Last night after reading the first half of Dangerous Wonder, by Michael Yaconelli I knew I was going to be scheduling a date with God.
When I got up this morning I hurried to get ready, bound and determined not to get sidetracked from my day with God. I made it out the door by 8:30 and headed down hwy 9 to Santa Cruz. As I drove I asked God where we should head, the only place coming to mind was The Abbey So that is where I ended up. I ordered my coffee and spent hours praying. It was good. I bumped into (never an accident on days like this)two friends, and got to talk with each of them about Rome and also about what God is doing in their lives. After I finished my second cup of coffee and the table next to me became distracting, I took off.
By that time it was past noon and I was feeling a bit hungry, so I headed to Pacific Garden Mall to have some lunch. My favorite lunch downtown is at Acapulco I ordered my favorite, Carnitas! Go try them, you won't regret it! (unless you are a vegetarian, then it might make you ill.) As I ate I finished the Dangerous Wonder a book all about recapturing a child like faith. A no holding back faith, a faith that allows for questions and for play. It is a great book and I finished it in less than a day. (that is something for me, not a fast reader)There are more posts to be written in regards to the book, but not today. Today I am going to tell you about my time with God at the beach.
I felt God inviting me to play, and since I love the beach and it is free, I decided that would be a good place. I got to 3rd Ave. Beach one of my favorites, parked the car and then stood up above the beach looking down enjoying the view. At the same time realizing that standing there was not really playful. So I removed the heels, the sweater, the scarf (not in that order) and made my way down to the beach. I loved the sand between my toes, the warmth of it on a cool day brought joy to my feet. I wandered till I found a piece of drift wood, and I safely plopped my self down on it and looked out at the crashing waves.

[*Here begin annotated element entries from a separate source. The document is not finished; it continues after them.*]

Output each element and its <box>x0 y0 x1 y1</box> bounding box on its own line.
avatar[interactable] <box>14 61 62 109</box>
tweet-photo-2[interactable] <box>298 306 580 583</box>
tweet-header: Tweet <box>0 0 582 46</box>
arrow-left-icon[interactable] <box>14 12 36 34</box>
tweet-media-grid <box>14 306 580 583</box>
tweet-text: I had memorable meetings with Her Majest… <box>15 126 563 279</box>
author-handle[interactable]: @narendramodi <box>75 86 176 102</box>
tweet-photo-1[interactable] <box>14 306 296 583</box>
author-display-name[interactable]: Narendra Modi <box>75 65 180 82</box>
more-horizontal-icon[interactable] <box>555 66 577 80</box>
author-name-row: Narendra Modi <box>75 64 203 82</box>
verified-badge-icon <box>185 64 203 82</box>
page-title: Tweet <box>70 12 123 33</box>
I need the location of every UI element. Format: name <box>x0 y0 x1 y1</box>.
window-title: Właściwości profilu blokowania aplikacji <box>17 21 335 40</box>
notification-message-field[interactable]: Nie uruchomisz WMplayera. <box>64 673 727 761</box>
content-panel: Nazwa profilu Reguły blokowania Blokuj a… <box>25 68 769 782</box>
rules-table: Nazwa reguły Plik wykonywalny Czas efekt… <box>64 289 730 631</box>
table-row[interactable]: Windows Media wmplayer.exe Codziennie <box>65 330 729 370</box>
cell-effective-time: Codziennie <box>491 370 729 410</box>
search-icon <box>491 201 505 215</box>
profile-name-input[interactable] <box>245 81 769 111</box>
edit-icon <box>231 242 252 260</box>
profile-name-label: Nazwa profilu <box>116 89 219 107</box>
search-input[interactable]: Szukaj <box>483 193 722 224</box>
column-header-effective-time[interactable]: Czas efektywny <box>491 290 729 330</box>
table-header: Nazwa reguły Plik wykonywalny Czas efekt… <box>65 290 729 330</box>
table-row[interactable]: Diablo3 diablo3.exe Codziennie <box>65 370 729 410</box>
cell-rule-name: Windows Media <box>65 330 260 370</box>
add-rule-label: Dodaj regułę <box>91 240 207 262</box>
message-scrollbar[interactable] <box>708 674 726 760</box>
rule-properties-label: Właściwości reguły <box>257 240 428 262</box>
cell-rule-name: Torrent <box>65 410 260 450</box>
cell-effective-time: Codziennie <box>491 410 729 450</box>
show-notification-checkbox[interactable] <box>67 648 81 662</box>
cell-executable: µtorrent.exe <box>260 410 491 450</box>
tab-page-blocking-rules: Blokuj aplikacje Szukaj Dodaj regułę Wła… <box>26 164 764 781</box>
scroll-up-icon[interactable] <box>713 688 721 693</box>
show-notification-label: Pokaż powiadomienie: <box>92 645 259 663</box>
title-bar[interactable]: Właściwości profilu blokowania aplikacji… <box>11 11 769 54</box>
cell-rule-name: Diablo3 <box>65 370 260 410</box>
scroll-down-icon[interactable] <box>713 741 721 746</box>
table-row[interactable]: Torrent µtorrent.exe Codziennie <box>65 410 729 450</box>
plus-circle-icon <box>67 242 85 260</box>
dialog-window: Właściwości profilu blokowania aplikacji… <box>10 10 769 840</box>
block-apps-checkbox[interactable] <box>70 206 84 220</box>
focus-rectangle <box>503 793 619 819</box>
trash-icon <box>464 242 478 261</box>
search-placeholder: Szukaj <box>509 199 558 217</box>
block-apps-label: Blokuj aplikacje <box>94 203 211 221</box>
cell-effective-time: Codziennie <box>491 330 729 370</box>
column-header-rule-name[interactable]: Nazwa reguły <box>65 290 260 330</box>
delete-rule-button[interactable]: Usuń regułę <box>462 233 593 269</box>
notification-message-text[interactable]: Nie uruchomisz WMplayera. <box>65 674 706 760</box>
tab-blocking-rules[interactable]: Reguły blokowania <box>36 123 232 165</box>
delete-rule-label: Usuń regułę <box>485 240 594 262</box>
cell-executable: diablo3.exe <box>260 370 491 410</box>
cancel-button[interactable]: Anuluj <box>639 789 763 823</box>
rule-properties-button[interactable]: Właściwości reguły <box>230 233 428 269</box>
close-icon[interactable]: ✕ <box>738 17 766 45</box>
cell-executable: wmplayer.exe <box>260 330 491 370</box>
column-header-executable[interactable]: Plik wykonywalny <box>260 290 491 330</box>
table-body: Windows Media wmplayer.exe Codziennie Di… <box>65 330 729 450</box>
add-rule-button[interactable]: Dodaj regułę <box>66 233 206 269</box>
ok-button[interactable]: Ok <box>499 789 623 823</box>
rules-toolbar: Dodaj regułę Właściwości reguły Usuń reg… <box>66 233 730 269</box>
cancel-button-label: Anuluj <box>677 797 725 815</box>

Beautiful, but not really playing. So I slid down into the sand resting my back against the log and let myself day dream, take in and just begin to relax. As I leaned back into the drift wood I began to think about that piece of wood. It occurred to me that in some ways the log and I are very much alike. It used to be somewhere else and at one point was planted, rooted to the only ground it had ever known. If it were to have human attributes it may have felt it knew its purpose in life, it may have been pretty satisfied with the status quo. But some how that tree became dislodged, and had been carried likely by a river into the massive ocean to one day be washed up along the shore. At first glance now you would call it drift wood. You may not even really give it a second thought, it just blends in there like it has always been a part of this land. That is how I long to be soon. Virtually blending in with my new surroundings in Rome. Carried by a force (God) so much bigger than I can wrap my mind around to a new place, but a place where I belong at this point in my journey. I could tell looking at the driftwood and using my imagination that it's journey had not been easy, and maybe it was not even over, but it was serving a great purpose where it was at the moment, as my backrest and more importantly as my doorway into a conversation with God.
Did I mention the sun began to shine just on me? I loved that little gift.
Then I felt God nudging me to to play in the sand. I said I did not feel much like playing in the sand, maybe I could just sit. I moved my feet around a bit to satisfy Him.
No, the invite came again, play. I looked around, there were others around, what would they think of a 29 year old playing in a pile of sand on a Monday afternoon, without any kids? Oh who cares I gave in I, I am moving soon anyway.
I dug into the sand getting to the cold wet sand moving it about. Not sure what to do with it. I felt a sand castle was asking a bit much given I had not brought along a bucket or shovel. So I just continued to push the sand. The thought came, to make a heart, but I resisted, feeling it too girlish and predictable. Then I began to shape Italy. I formed a boot clearing away the sand. I heard God whisper again about a heart, but I just focused on Italy, trying to recall which way the boot was supposed to face, then I remembered that it looks as though the toe will kick Sicily. So I adjusted accordingly. There I had lost myself in playing, and was pretty satisfied with the out come of my sand art. I snapped a picture on my phone so I could remember playing with God. Then I stood up ready to go. As I got up and moved out of the way I finally saw it. I saw that while I was forming Italy God had formed a heart.
God and I played in the sand today, and it was a day at the beach I will not quickly forget. It was such a great reminder that God not only cares about me, he cares about the things I care about, our hearts at this time very much inline with each other. God knows my heart, and created it for His purpose, and what fun to rediscover that today in the midst of play.
Go play with God! I dare you!!! I double dog dare you!!! Be a kid, let Him be your Dad and see what fun you will have as you just play together.
1 comment:
Between you and Meggie I'm a crying mess today. Thanks for the inspiration.